In the aftermath of the Bruen decision, volunteers with Moms Demand Action and Students Demand Action called on their elected officials to pass legislation that would address the new dangers to gun safety caused by the Bruen decision.
Gun-sense leaders in New Jersey took action, enacting legislation that strengthens New Jersey’s law by revising the standards for who is eligible to obtain a carry permit in New Jersey. New Jersey’s law also established a list of locations where guns cannot be carried, including:
- Bars and restaurants where alcohol is served
- Schools, colleges and universities
- Daycare and childcare facilities
- Stadiums and amusement parks
- Polling places, courthouses and protests
- Playgrounds and youth sports events
- Public parks, beaches, and recreational facilities
Immediately after Governor Murphy signed this life-saving legislation into law, the gun lobby pulled out its tried-and-true tactic when common-sense gun safety laws are passed: challenging the law in the courts. Now, all eyes are on the Third Circuit to uphold New Jersey’s life-saving law.
Is New Jersey’s Law in Effect Right Now?
New Jersey’s law remains largely in effect today. A federal district judge enjoined several provisions of the law earlier this year, but the Third Circuit then granted a partial stay of that decision while the case is on appeal. That means that currently only three provisions of New Jersey’s law are on hold: (i) the prohibition on carrying guns on movie sets, (ii) the requirement that guns must be locked and unloaded while in a vehicle, and (iii) the requirement that individuals cannot carry guns onto another’s private property without the owner’s affirmative consent. All other aspects of the law remain in place pending the Third Circuit’s ruling on the appeal.
What is the Legal Precedent for a Case Like This?
In the wake of the Bruen decision, 5 states, including New Jersey, have passed legislation addressing the Supreme Court’s dangerous decision. To date, every single state to pass legislation responding to the Bruen decision has been met with a court challenge by the gun lobby.
- In New York, two federal district judges enjoined various provisions of New York’s law, but the Second Circuit put a stay on their decisions, so the law remains in effect while the state appeals (subject to certain limitations on the stays requested by New York) . We are awaiting a decision on the appeal. In several other decisions, federal district judges upheld challenged provisions of the law. Those decisions are now also on appeal in the Second Circuit.
- In Maryland, the federal district court largely rejected the gun lobby-backed demand for a preliminary injunction, concluding that their challenge is unlikely to succeed, and only put on hold three provisions of the law. Both sides have said that they do not plan to appeal that preliminary decision. The case will now proceed with full consideration on the merits of the plaintiffs’ constitutional challenge in the district court.

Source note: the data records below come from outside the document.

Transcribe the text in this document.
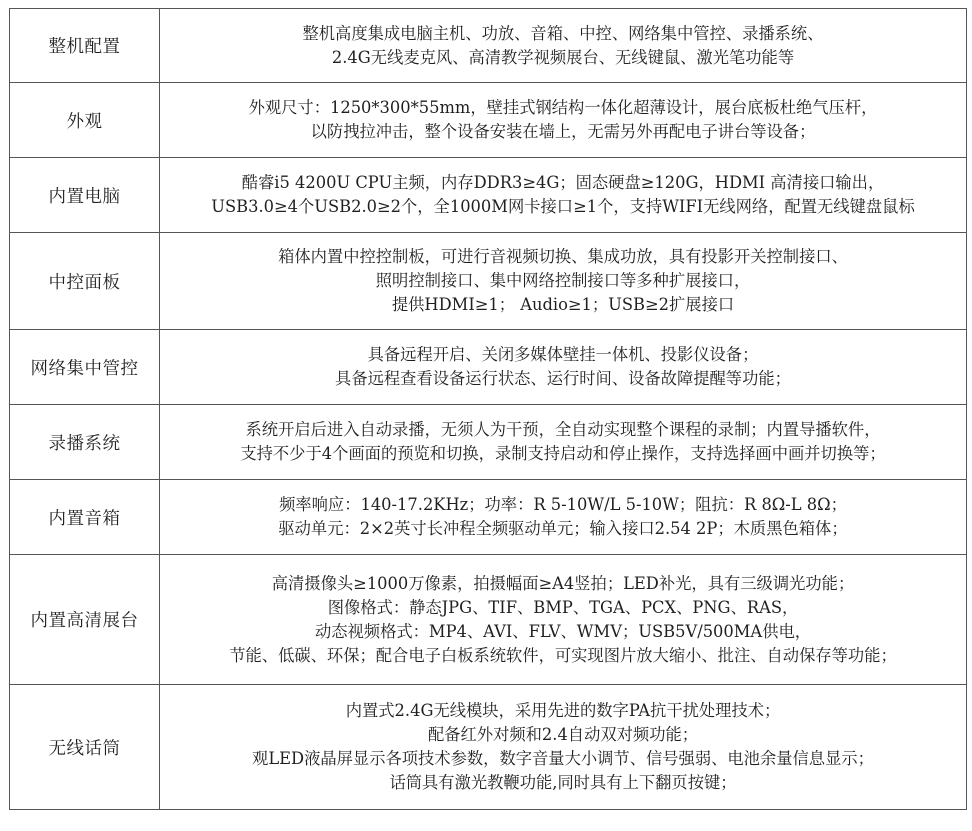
整机配置	整机高度集成电脑主机、功放、音箱、中控、网络集中管控、录播系统、
2.4G无线麦克风、高清教学视频展台、无线键鼠、激光笔功能等

外观	外观尺寸：1250*300*55mm，壁挂式钢结构一体化超薄设计，展台底板杜绝气压杆，
以防拽拉冲击，整个设备安装在墙上，无需另外再配电子讲台等设备；

内置电脑	酷睿i5 4200U CPU主频，内存DDR3≥4G；固态硬盘≥120G，HDMI 高清接口输出，
USB3.0≥4个USB2.0≥2个，全1000M网卡接口≥1个，支持WIFI无线网络，配置无线键盘鼠标

中控面板	箱体内置中控控制板，可进行音视频切换、集成功放，具有投影开关控制接口、
照明控制接口、集中网络控制接口等多种扩展接口，
提供HDMI≥1； Audio≥1；USB≥2扩展接口

网络集中管控	具备远程开启、关闭多媒体壁挂一体机、投影仪设备；
具备远程查看设备运行状态、运行时间、设备故障提醒等功能；

录播系统	系统开启后进入自动录播，无须人为干预，全自动实现整个课程的录制；内置导播软件，
支持不少于4个画面的预览和切换，录制支持启动和停止操作，支持选择画中画并切换等；

内置音箱	频率响应：140-17.2KHz；功率：R 5-10W/L 5-10W；阻抗：R 8Ω-L 8Ω；
驱动单元：2×2英寸长冲程全频驱动单元；输入接口2.54 2P；木质黑色箱体；

内置高清展台	高清摄像头≥1000万像素，拍摄幅面≥A4竖拍；LED补光，具有三级调光功能；
图像格式：静态JPG、TIF、BMP、TGA、PCX、PNG、RAS，
动态视频格式：MP4、AVI、FLV、WMV；USB5V/500MA供电，
节能、低碳、环保；配合电子白板系统软件，可实现图片放大缩小、批注、自动保存等功能；

无线话筒	内置式2.4G无线模块，采用先进的数字PA抗干扰处理技术；
配备红外对频和2.4自动双对频功能；
观LED液晶屏显示各项技术参数，数字音量大小调节、信号强弱、电池余量信息显示；
话筒具有激光教鞭功能,同时具有上下翻页按键；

- In Hawaii, the federal district court enjoined various provisions of Hawaii’s law. The case is now on appeal in the Ninth Circuit.

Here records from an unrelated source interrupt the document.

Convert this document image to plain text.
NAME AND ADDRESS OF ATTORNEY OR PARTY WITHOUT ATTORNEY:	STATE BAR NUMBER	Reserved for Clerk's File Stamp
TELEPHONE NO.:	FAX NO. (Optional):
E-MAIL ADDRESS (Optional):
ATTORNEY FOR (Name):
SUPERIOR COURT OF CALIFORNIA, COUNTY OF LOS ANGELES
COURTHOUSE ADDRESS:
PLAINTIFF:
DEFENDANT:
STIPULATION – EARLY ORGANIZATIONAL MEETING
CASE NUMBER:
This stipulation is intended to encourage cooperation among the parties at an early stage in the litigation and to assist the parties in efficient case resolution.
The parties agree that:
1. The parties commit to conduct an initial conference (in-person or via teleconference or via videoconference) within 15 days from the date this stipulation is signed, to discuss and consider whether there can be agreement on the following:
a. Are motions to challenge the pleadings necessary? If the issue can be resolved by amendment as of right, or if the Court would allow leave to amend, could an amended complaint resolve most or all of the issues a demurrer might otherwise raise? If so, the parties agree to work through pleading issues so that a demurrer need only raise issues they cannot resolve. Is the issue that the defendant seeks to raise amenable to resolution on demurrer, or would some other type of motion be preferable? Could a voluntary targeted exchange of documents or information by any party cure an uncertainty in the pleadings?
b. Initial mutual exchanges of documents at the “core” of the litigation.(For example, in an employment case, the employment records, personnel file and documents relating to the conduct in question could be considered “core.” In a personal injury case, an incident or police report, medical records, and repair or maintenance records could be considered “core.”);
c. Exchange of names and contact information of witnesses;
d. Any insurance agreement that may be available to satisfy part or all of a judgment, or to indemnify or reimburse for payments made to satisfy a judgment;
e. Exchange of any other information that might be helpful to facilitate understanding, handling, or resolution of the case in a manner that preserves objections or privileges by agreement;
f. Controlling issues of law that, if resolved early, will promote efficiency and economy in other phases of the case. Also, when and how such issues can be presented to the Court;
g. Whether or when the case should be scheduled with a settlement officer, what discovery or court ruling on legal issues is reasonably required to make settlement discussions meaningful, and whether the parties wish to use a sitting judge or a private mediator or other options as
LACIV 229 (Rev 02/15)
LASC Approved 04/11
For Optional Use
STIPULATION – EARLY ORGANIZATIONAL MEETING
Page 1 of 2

- In California, two gun lobby-backed challenges to California’s law are in their early stages in federal district court.
What Happens if the Third Circuit Strikes Down New Jersey’s Law?
New Jersey’s law advances public safety by keeping guns out of the wrong hands and away from sensitive locations, like where our children learn and play. Not only is New Jersey’s law constitutional, it is a common-sense approach to preventing gun violence in our communities.
If the Third Circuit strikes down New Jersey’s law, it will be a gut punch to public safety that will no doubt put New Jerseyans in the line of fire.